I am a man. Period. With all the fallibilities and weaknesses that accompany a man, I exist. I do not claim to be the perfect or ideal man. In the entire history of human kind, there has been only one perfect / ideal man - the supreme being if you will and that was Prabhu Sri Ramachandra.

And even he was unable to make everyone happy all the time and be ideal all the time. When he was an ideal son, he was not an ideal brother or ideal husband. When he was an ideal husband, he was not an ideal ruler... and so on.

I have never claimed to being perfect or ideal, but I do claim is that I am a good man and my heart is in the right place. Even if I am unable to convey my feelings and thoughts clearly at times, I never have bad intentions for anyone. Ever.

I have tried to be a good husband, a good father, a good son, a good son-in-law, a good brother and a good friend. But recently I have realized that I have failed miserably in everything. Possibly because, I have confused myself with the definition of good and ideal. It is OK to feel sad, angry and let down. It is also OK to not meet expectations every time as long as you are clear and upfront about it as to why you are doing what you are doing.

I always felt that I cannot let anyone down and I have to ensure that I meet everyone's expectations else, I will lose my reputation and ruin my relation with whoever had the expectation. No. That's not right. If the relation is so weak so as to break / ruin based on one transgression, then it was not a real and strong bond in the first place. I also know that all the interactions need to be transactional, but also realize that it is not possible for people to not remember earlier transgressions and treat every interaction as independent. But I think there is a limit to how long these things will be stretched and a person reminded of past errors.

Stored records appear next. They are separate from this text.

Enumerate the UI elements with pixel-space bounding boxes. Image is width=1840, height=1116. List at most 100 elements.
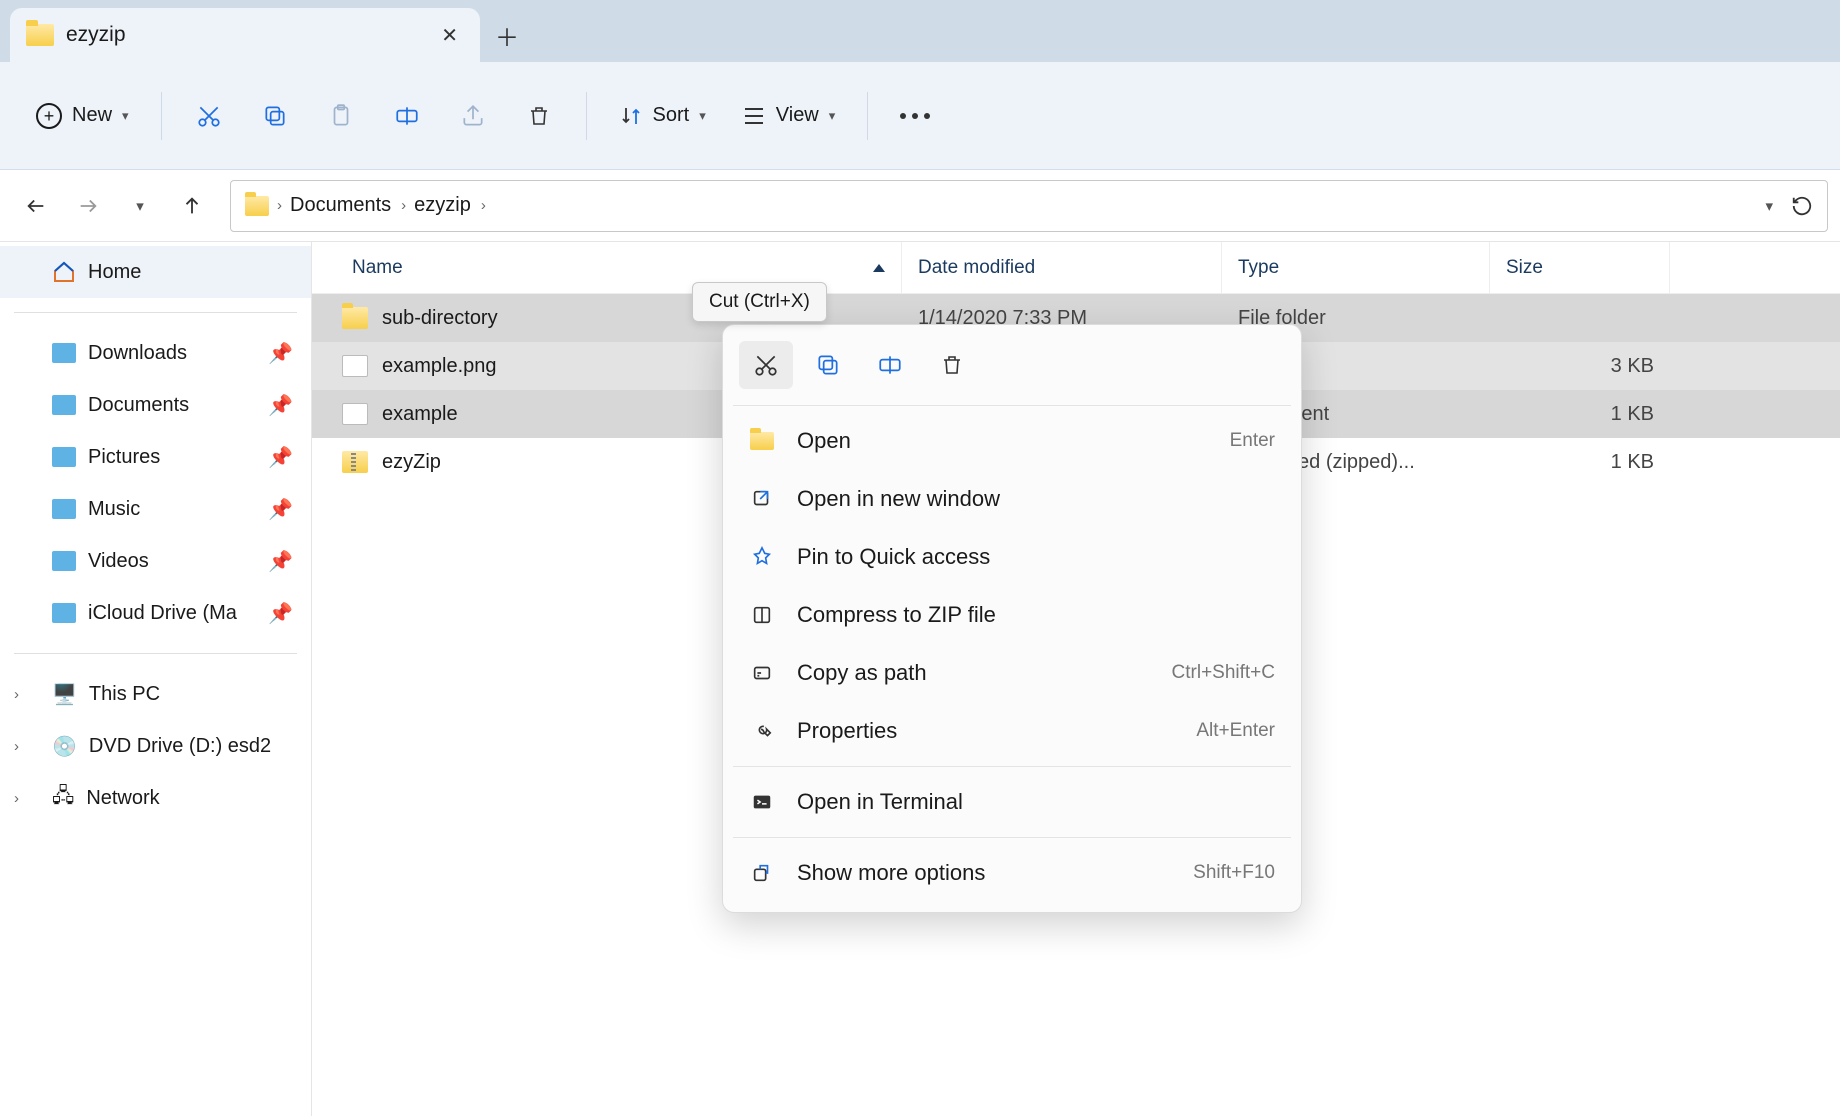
chevron-right-icon: › xyxy=(481,197,486,214)
pin-icon[interactable]: 📌 xyxy=(268,341,293,366)
context-quick-actions xyxy=(723,335,1301,399)
new-button[interactable]: + New ▾ xyxy=(22,90,143,142)
sort-button[interactable]: Sort ▾ xyxy=(605,90,720,142)
more-button[interactable] xyxy=(886,90,944,142)
arrow-right-icon xyxy=(77,195,99,217)
delete-button[interactable] xyxy=(510,90,568,142)
chevron-right-icon[interactable]: › xyxy=(14,738,19,755)
chevron-down-icon[interactable]: ▾ xyxy=(1755,197,1783,215)
sort-label: Sort xyxy=(653,104,690,127)
rename-icon xyxy=(394,103,420,129)
chevron-down-icon: ▾ xyxy=(699,108,706,124)
up-button[interactable] xyxy=(168,182,216,230)
folder-icon xyxy=(52,343,76,363)
folder-icon xyxy=(52,395,76,415)
folder-icon xyxy=(26,24,54,46)
chevron-right-icon: › xyxy=(277,197,282,214)
chevron-down-icon: ▾ xyxy=(136,197,144,215)
zip-icon xyxy=(749,604,775,626)
tooltip-cut: Cut (Ctrl+X) xyxy=(692,282,827,322)
external-window-icon xyxy=(749,488,775,510)
chevron-right-icon: › xyxy=(401,197,406,214)
forward-button[interactable] xyxy=(64,182,112,230)
col-type[interactable]: Type xyxy=(1222,242,1490,293)
ctx-cut-button[interactable] xyxy=(739,341,793,389)
sidebar-item-music[interactable]: Music📌 xyxy=(0,483,311,535)
ctx-open[interactable]: Open Enter xyxy=(723,412,1301,470)
sort-icon xyxy=(619,104,643,128)
ctx-terminal[interactable]: Open in Terminal xyxy=(723,773,1301,831)
ctx-compress[interactable]: Compress to ZIP file xyxy=(723,586,1301,644)
divider xyxy=(14,653,297,654)
folder-icon xyxy=(342,307,368,329)
copy-icon xyxy=(262,103,288,129)
sidebar-item-network[interactable]: ›🖧Network xyxy=(0,772,311,824)
chevron-right-icon[interactable]: › xyxy=(14,686,19,703)
chevron-right-icon[interactable]: › xyxy=(14,790,19,807)
sidebar-item-dvd[interactable]: ›💿DVD Drive (D:) esd2 xyxy=(0,720,311,772)
trash-icon xyxy=(527,103,551,129)
pin-icon[interactable]: 📌 xyxy=(268,549,293,574)
sidebar-item-thispc[interactable]: ›🖥️This PC xyxy=(0,668,311,720)
divider xyxy=(14,312,297,313)
ctx-delete-button[interactable] xyxy=(925,341,979,389)
share-button[interactable] xyxy=(444,90,502,142)
tab-bar: ezyzip ✕ ＋ xyxy=(0,0,1840,62)
paste-button[interactable] xyxy=(312,90,370,142)
pin-icon[interactable]: 📌 xyxy=(268,445,293,470)
pin-icon[interactable]: 📌 xyxy=(268,393,293,418)
view-button[interactable]: View ▾ xyxy=(728,90,850,142)
divider xyxy=(733,405,1291,406)
pin-icon[interactable]: 📌 xyxy=(268,601,293,626)
plus-circle-icon: + xyxy=(36,103,62,129)
pin-icon xyxy=(749,546,775,568)
folder-icon xyxy=(52,447,76,467)
sidebar-item-documents[interactable]: Documents📌 xyxy=(0,379,311,431)
folder-icon xyxy=(52,603,76,623)
folder-icon xyxy=(52,499,76,519)
col-date[interactable]: Date modified xyxy=(902,242,1222,293)
sidebar-item-icloud[interactable]: iCloud Drive (Ma📌 xyxy=(0,587,311,639)
pin-icon[interactable]: 📌 xyxy=(268,497,293,522)
divider xyxy=(733,766,1291,767)
sidebar-item-pictures[interactable]: Pictures📌 xyxy=(0,431,311,483)
ctx-copy-path[interactable]: Copy as path Ctrl+Shift+C xyxy=(723,644,1301,702)
back-button[interactable] xyxy=(12,182,60,230)
home-icon xyxy=(52,261,76,283)
sidebar-item-downloads[interactable]: Downloads📌 xyxy=(0,327,311,379)
trash-icon xyxy=(940,352,964,378)
close-tab-icon[interactable]: ✕ xyxy=(441,23,458,48)
ctx-copy-button[interactable] xyxy=(801,341,855,389)
sidebar: Home Downloads📌 Documents📌 Pictures📌 Mus… xyxy=(0,242,312,1116)
col-size[interactable]: Size xyxy=(1490,242,1670,293)
clipboard-icon xyxy=(328,103,354,129)
ellipsis-icon xyxy=(900,113,930,119)
folder-open-icon xyxy=(749,432,775,450)
breadcrumb-ezyzip[interactable]: ezyzip› xyxy=(414,194,486,217)
new-tab-button[interactable]: ＋ xyxy=(480,8,534,62)
ctx-show-more[interactable]: Show more options Shift+F10 xyxy=(723,844,1301,902)
cut-button[interactable] xyxy=(180,90,238,142)
sidebar-item-home[interactable]: Home xyxy=(0,246,311,298)
main: Home Downloads📌 Documents📌 Pictures📌 Mus… xyxy=(0,242,1840,1116)
more-options-icon xyxy=(749,862,775,884)
sidebar-item-videos[interactable]: Videos📌 xyxy=(0,535,311,587)
rename-button[interactable] xyxy=(378,90,436,142)
ctx-rename-button[interactable] xyxy=(863,341,917,389)
chevron-down-icon: ▾ xyxy=(829,108,836,124)
ctx-properties[interactable]: Properties Alt+Enter xyxy=(723,702,1301,760)
refresh-icon xyxy=(1791,195,1813,217)
disc-icon: 💿 xyxy=(52,734,77,759)
scissors-icon xyxy=(753,352,779,378)
view-label: View xyxy=(776,104,819,127)
address-bar[interactable]: › Documents› ezyzip› ▾ xyxy=(230,180,1828,232)
tab-ezyzip[interactable]: ezyzip ✕ xyxy=(10,8,480,62)
copy-button[interactable] xyxy=(246,90,304,142)
recent-button[interactable]: ▾ xyxy=(116,182,164,230)
divider xyxy=(867,92,868,140)
refresh-button[interactable] xyxy=(1791,195,1813,217)
breadcrumb-documents[interactable]: Documents› xyxy=(290,194,406,217)
ctx-pin[interactable]: Pin to Quick access xyxy=(723,528,1301,586)
ctx-open-new-window[interactable]: Open in new window xyxy=(723,470,1301,528)
file-icon xyxy=(342,403,368,425)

As a man with fallibility, I am bound to make mistakes - To err is human - but it is also equally true that - to forgive is divine - In forgiveness, both sought and given is where we find true peace and love.

Husband’s mother, wife’s father…

This is a relationship conundrum which I think most of the married folks out there can relate with. When I got engaged with my wife and I looked around and saw my friends' behaviors as well, I realized that regardless of the situation at the home, in the relationship between a husband and wife, the husband's mother and the wife's father is the dominant personality. Whether the person's personality is strong / dominant or not in reality, but the perception in a marriage is always the same. I always used to think, why is it always like this only.

I have been thinking about this for the past 15-16 years and suddenly I had a sort of epiphany and things suddenly got very clear. No matter how much a person loves his or her sweetheart, this conflict or situation if not a conflict will always arise in the relationship. According to me, there's a simple reason for this. For every boy, his mother is his role model for a woman and for every girl, her father is her role model for a man. Subconsciously we are all comparing whoever we interact with, with our role models. For every action a partner in a relationship takes, it is instantaneously and perhaps sub-consciously compared with the person's role model. "How my mother would have done this?" or "How my father used to do this?" While this is unfair for the person being compared, the stark reality of the situation is that it exists and there is no running away from it.

Do I know how to resolve the situation? Absolutely not. I do not claim to have an answer to this conundrum. My aim was to merely share the epiphany that I had and hope that it helps someone. We cannot hope to change the subconscious mind of a person, but the best that we can do is probably understand the person's perspective a little bit and in that process make the relationship more enjoyable and fulfilling.